An Alternative to the Wall Street Bailout


However, the market could be clogged because the prospects for a bailout are destroying the motivation to sell mortgage securities. If you sell this week and take a big loss, you will look pretty stupid if there is a bailout next week where comparable securities fetch much higher prices.

It could be that a Congressional rejection of the bailout proposal, rather than clogging the markets, will unclog them. If Congress goes home having sent financial institutions a clear signal that there will be no bailout of any kind, then sellers will bring their securities to market, and we will find out what the market thinks they are worth.

In the worst case scenario, the market will assign low values to the securities. Firms that are sufficiently capitalized to hold mortgage securities will earn profits at the expense of weaker companies that have to sell securities or go bankrupt. In the end, it may turn out that the winners really took advantage of the losers. That is capitalism at work in financial markets.

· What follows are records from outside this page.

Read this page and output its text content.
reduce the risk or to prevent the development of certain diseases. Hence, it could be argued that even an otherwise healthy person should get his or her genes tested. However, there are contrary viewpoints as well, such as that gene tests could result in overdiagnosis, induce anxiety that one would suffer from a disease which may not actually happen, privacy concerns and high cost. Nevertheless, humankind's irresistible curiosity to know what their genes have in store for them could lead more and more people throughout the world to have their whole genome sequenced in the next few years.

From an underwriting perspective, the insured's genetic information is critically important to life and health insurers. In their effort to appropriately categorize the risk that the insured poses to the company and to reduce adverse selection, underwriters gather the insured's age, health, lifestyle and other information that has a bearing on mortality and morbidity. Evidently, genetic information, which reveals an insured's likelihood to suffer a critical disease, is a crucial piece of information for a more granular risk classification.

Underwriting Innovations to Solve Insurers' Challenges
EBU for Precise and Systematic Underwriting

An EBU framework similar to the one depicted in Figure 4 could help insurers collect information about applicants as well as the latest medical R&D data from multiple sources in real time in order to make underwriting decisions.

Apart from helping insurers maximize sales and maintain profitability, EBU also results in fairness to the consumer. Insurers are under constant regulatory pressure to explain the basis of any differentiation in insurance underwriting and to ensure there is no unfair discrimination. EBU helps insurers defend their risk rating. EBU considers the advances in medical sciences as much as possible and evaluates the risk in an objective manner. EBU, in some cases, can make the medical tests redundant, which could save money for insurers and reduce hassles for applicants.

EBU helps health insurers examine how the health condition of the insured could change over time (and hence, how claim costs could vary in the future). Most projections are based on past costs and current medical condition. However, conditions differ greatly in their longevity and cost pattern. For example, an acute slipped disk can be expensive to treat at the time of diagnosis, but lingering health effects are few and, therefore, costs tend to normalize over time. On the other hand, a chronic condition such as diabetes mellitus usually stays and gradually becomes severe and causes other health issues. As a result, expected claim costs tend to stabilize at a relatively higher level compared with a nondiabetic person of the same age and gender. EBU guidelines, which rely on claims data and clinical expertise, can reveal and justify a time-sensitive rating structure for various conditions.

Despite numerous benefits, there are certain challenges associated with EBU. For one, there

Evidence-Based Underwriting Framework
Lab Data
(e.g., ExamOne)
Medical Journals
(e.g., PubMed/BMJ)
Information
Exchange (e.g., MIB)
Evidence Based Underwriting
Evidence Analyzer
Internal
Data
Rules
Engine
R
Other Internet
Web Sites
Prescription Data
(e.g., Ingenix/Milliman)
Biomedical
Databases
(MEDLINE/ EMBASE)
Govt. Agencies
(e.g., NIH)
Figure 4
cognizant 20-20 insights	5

Ben Bernanke and Henry Paulson are asking Congress for a $700 billion stake to enter this business at a time of unprecedented difficulty in predicting home prices. If they were taking their plan to a venture capital firm to seek funding, they would be laughed out of the office. Their proposal is sketchy, with no financial projections included. Their qualifications for running the business are unimpressive-neither Bernanke nor Paulson has a background in mortgage default modeling. The business is sure to be encumbered with all sorts of political mandates and requirements from Congress, imposed by the same Congressional leaders who encouraged Freddie Mac and Fannie Mae to plunge into subprime mortgages.